Brenda Fricker, the first Irish actress to win the Academy Award for Best Supporting Actress for her role in My Left Foot, has died following a long illness.
Fricker enjoyed a distinguished career spanning decades, including being part of the original cast of the long-running British series Casualty, starring in the acclaimed Australian series Brides of Christ, and appearing in the lesbian-themed film Cloudburst.

Fricker passed away in Dublin on Thursday night following a long illness. Her passing was announced by her agent. Fricker was 81 years old.
She was born in 1945 in Dublin and worked in a newspaper with hopes of becoming a reporter before she turned to acting.
In 1986, two decades into her career, she signed up to appear in the British medical drama Casualty as Megan Roach. When it debuted the show was criticised for its bleak portrayal of Britain’s national health system, but it also got politicians talking about the pressures doctors and nurses face on the frontline. Fricker stayed with the show for its first five seasons, and returned several times until her character died in 2010, in what fans have labelled one of the best episodes of the long-running series.
In 1989 Fricker took on her most acclaimed role as Bridget Fagan Brown. The film was the directorial debut of Jim Sheridan and was based on the memoir of Irish writer and painter Christy Brown who was born with cerebral palsy. At the 1990 Academy Awards Daniel Day-Lewis won the Best Actor trophy for his portrayal of Christy Brown, while Fricker took home the Best Supporting Actress for playing his mother.

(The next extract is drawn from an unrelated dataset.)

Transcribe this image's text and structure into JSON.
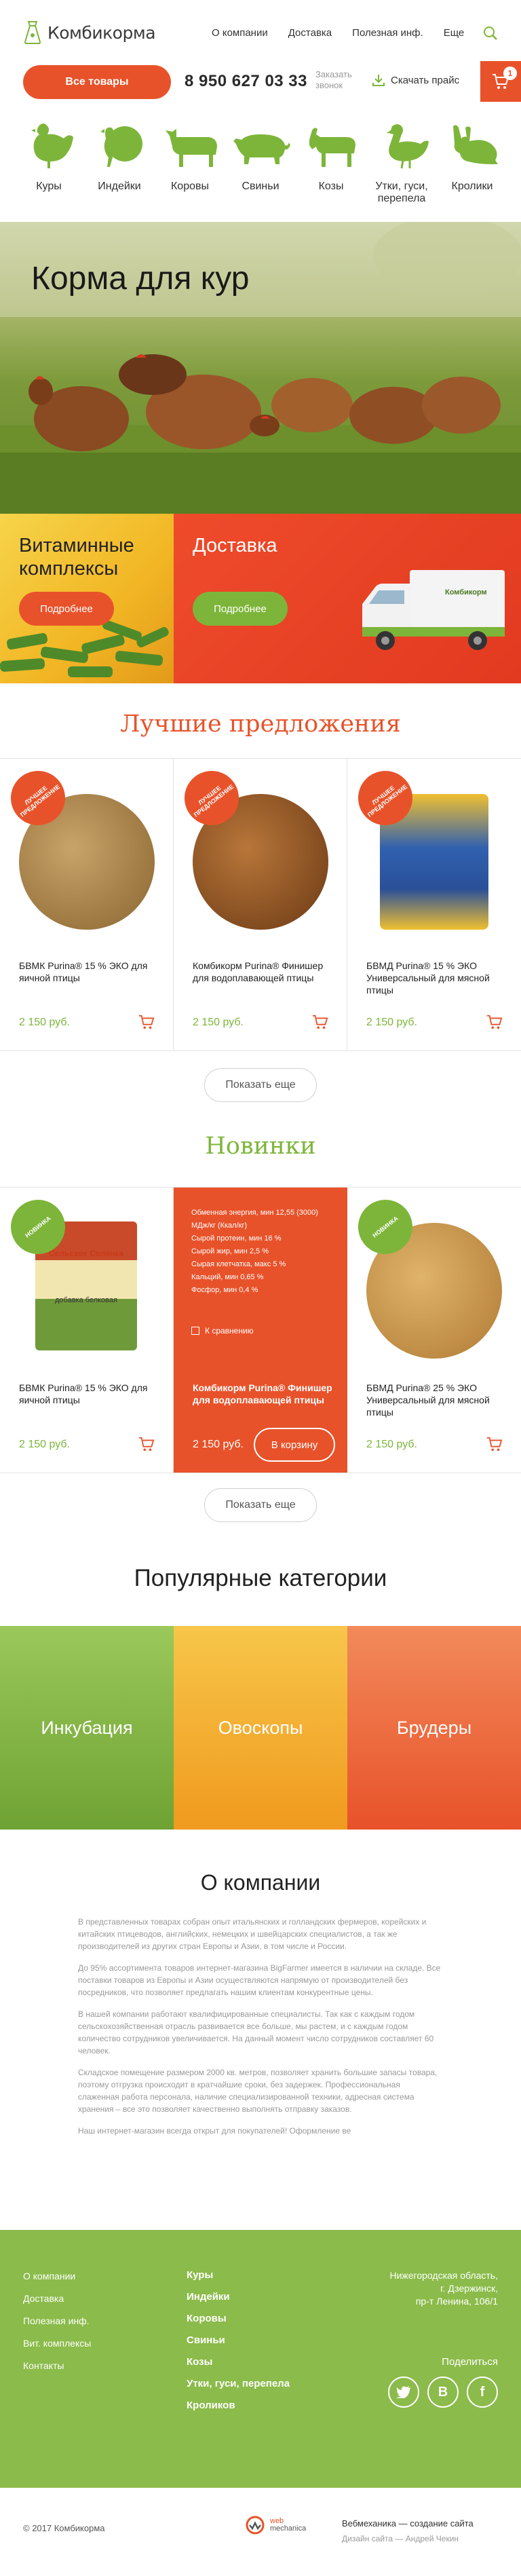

In 1991 Fricker appeared in the landmark Australian mini-series Brides of Christ playing nun Sister Agnes. The show followed a group of young women entering the convent, and the lives of young students at the school run by the order. The series captures the social changes of the 1960s and had an impressive cast of talent including Russell Crowe, Lisa Hensely, Naomi Watts, Kym Wilson, Pippa Grandison, Simon Burke and Josephione Byrnes.
More memorable roles came with Home Alone 2, where she played a homeless women who aided Macauley Culkin. Fricker also appeared in Moll Flanders, So I Married an Axe-Murderer, A Time to Kill and she appeared opposite Cate Blanchett in Veronica Guerin.
In 2008 she made an unexpected guest appearance in the LGBTIQA+ themed television series Beautiful People which charts the early life of fashion identity Simon Doonan. She also had a role in the feature film Albert Nobbs where Glenn Close plays a man who conceales his birth sex.
In 2011 Fricker teamed up with Olympia Dukakis for the indie film Cloudburst. She would later describe it as one of the few roles where she really felt challenged as a actor. The duo played Stella and Dotty, an older lesbian couple who head off on a Thelma and Louise style road trip to get married in Nova Scotia.
Director Thom Fitzgerald told OUTinPerth’s Nadine Walker in 2013 about how the two actors at first struggled with the profanity laden dialogue.
“Olympia and Brenda were not sure they could bring themselves to say such things on screen, but they say they’re actors, so the script is their bible, which I guess would make me their God!” he said, laughing.
“By the time the film had finished I’d written maybe half of the dirty words in the movie, the rest, once those two were allowed to curse, I could not stop them!”
In her autobiography She Died Young: A Life in Fragments Fricker shared that she had a happy childhood, but later in life experienced sexual violence and mental health issues. She shared that she had been institutionalised for mental health care on several occasions.
Following her passing Ieland’s Deputy Prime Minister, Simon Harris, praised her work saying the country had lost a national treasure.
“She truly was among the greatest exports this country has ever produced and an ambassador for Irish talent on the world stage,” he said.